The simple fact is that skateboarding is simply not dangerous enough.  If you want to be in a horrific accident worthy of Steve Austin and 6 million bucks worth of bionic replacements you’re going to need a bit more  “Oomph” than something 70 years old can deliver (Granny porn aside.)  That’s where the Shred Sled comes in! This thing is awesome!  The most fun you can have with your clothes on at under 30 MPH.  Anything you can do on a skateboard you can do better on a shred sled.  Don;t take my word for it Try it.

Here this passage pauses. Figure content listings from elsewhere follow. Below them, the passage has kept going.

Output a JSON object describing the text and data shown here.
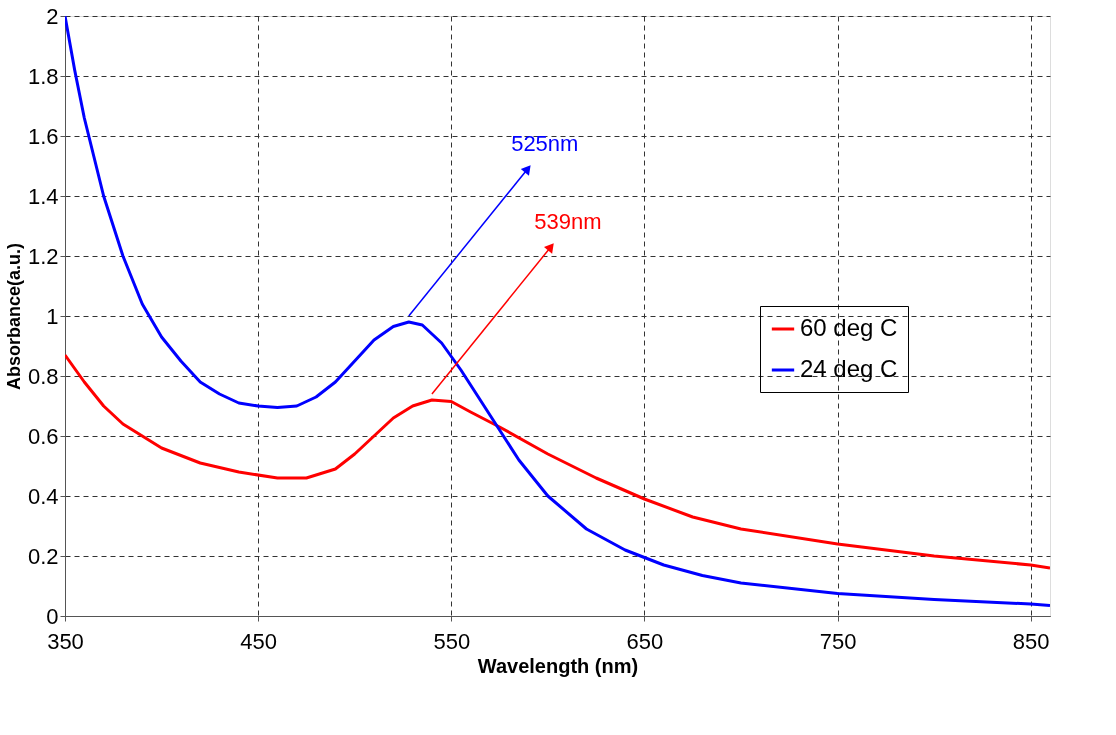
{
  "chart_data": {
    "type": "line",
    "xlabel": "Wavelength (nm)",
    "ylabel": "Absorbance(a.u.)",
    "xlim": [
      350,
      860
    ],
    "xticks": [
      350,
      450,
      550,
      650,
      750,
      850
    ],
    "ylim": [
      0,
      2
    ],
    "yticks": [
      0,
      0.2,
      0.4,
      0.6,
      0.8,
      1,
      1.2,
      1.4,
      1.6,
      1.8,
      2
    ],
    "grid": true,
    "legend": "right",
    "marker": "none",
    "line_style": "solid",
    "series": [
      {
        "name": "60 deg C",
        "color": "#ff0000",
        "x": [
          350,
          360,
          370,
          380,
          400,
          420,
          440,
          460,
          475,
          490,
          500,
          510,
          520,
          530,
          540,
          550,
          560,
          575,
          600,
          625,
          650,
          675,
          700,
          750,
          800,
          850,
          860
        ],
        "values": [
          0.87,
          0.78,
          0.7,
          0.64,
          0.56,
          0.51,
          0.48,
          0.46,
          0.46,
          0.49,
          0.54,
          0.6,
          0.66,
          0.7,
          0.72,
          0.715,
          0.68,
          0.63,
          0.54,
          0.46,
          0.39,
          0.33,
          0.29,
          0.24,
          0.2,
          0.17,
          0.16
        ]
      },
      {
        "name": "24 deg C",
        "color": "#0000ff",
        "x": [
          350,
          355,
          360,
          370,
          380,
          390,
          400,
          410,
          420,
          430,
          440,
          450,
          460,
          470,
          480,
          490,
          500,
          510,
          520,
          528,
          535,
          545,
          555,
          565,
          575,
          585,
          600,
          620,
          640,
          660,
          680,
          700,
          750,
          800,
          850,
          860
        ],
        "values": [
          2.0,
          1.82,
          1.66,
          1.4,
          1.2,
          1.04,
          0.93,
          0.85,
          0.78,
          0.74,
          0.71,
          0.7,
          0.695,
          0.7,
          0.73,
          0.78,
          0.85,
          0.92,
          0.965,
          0.98,
          0.97,
          0.91,
          0.82,
          0.72,
          0.62,
          0.52,
          0.4,
          0.29,
          0.22,
          0.17,
          0.135,
          0.11,
          0.075,
          0.055,
          0.04,
          0.035
        ]
      }
    ],
    "annotations": [
      {
        "text": "525nm",
        "x": 528,
        "y": 0.98
      },
      {
        "text": "539nm",
        "x": 540,
        "y": 0.72
      }
    ]
  }
}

Here’s a whole list of places that sell them.  You can also order it from Amazon here

1) Roxxxy the Sex Robot

This seems like a flashback to Lars and the Real Girl, but bear with me:  First there was the blow-up doll- pretty much a hyped up air mattress with three glory holes for any man’s pleasure.  Then there was the Real Doll sex doll- sort of feels like real skin, and they are eerily lifelike- somewhat impressive.  But all of that is nothing compared to the this…TrueCompanion recently introduced Roxxxy TrueCompanion, the world’s first sex robot (yes you read that correctly, a sex robot).

Roxxxy on a date with her man
Roxxxy responds to both voice and physical stimulation (she can have a conversation with you and have an orgasm) and through routine interaction she’s able to learn your likes and dislikes, eventually becoming your ideal companion.  She comes preloaded with five separate girlfriend personalities (one to fit every man’s desire: Wild Wendy, Frigid Farrah, Mature Martha, S&M Susan and Young), but you can program new ones with the touch of a button.  You can even share your girlfriend personalities with friends on the TrueCompanion website (something I like to call sex robot swinging).
If you have an extra $7,000 laying around, then you’ll be able to experience Roxxxy in all her sex robot glory.  If you don’t have the cash, you can go out and try to get yourself a real girlfriend but: 1-she probably won’t put out on the first date.  2-she’ll probably end up costing you more than $7,000 when all is said and done, leaving you penniless and heartbroken after she dumps you.
So what does this all mean for today’s dating scene.  Well it pretty much doesn’t change a damn thing.  This just give you a greater opportunity to cheat on your girl with an inanimate object and pleasure yourself with something other than your hand when you’re single.  For those of you who are into the whole sex doll thing (we know that you’re out there) and prefer them over real girls, then this gives you a chance to actually tell your doll “I love you” and have her say it back instead of just staring past you into oblivion.
It’s 2010 and the future of artificial intelligence is officially upon us; I, Robot is one step closer to being a reality and it’s starting with sex robots.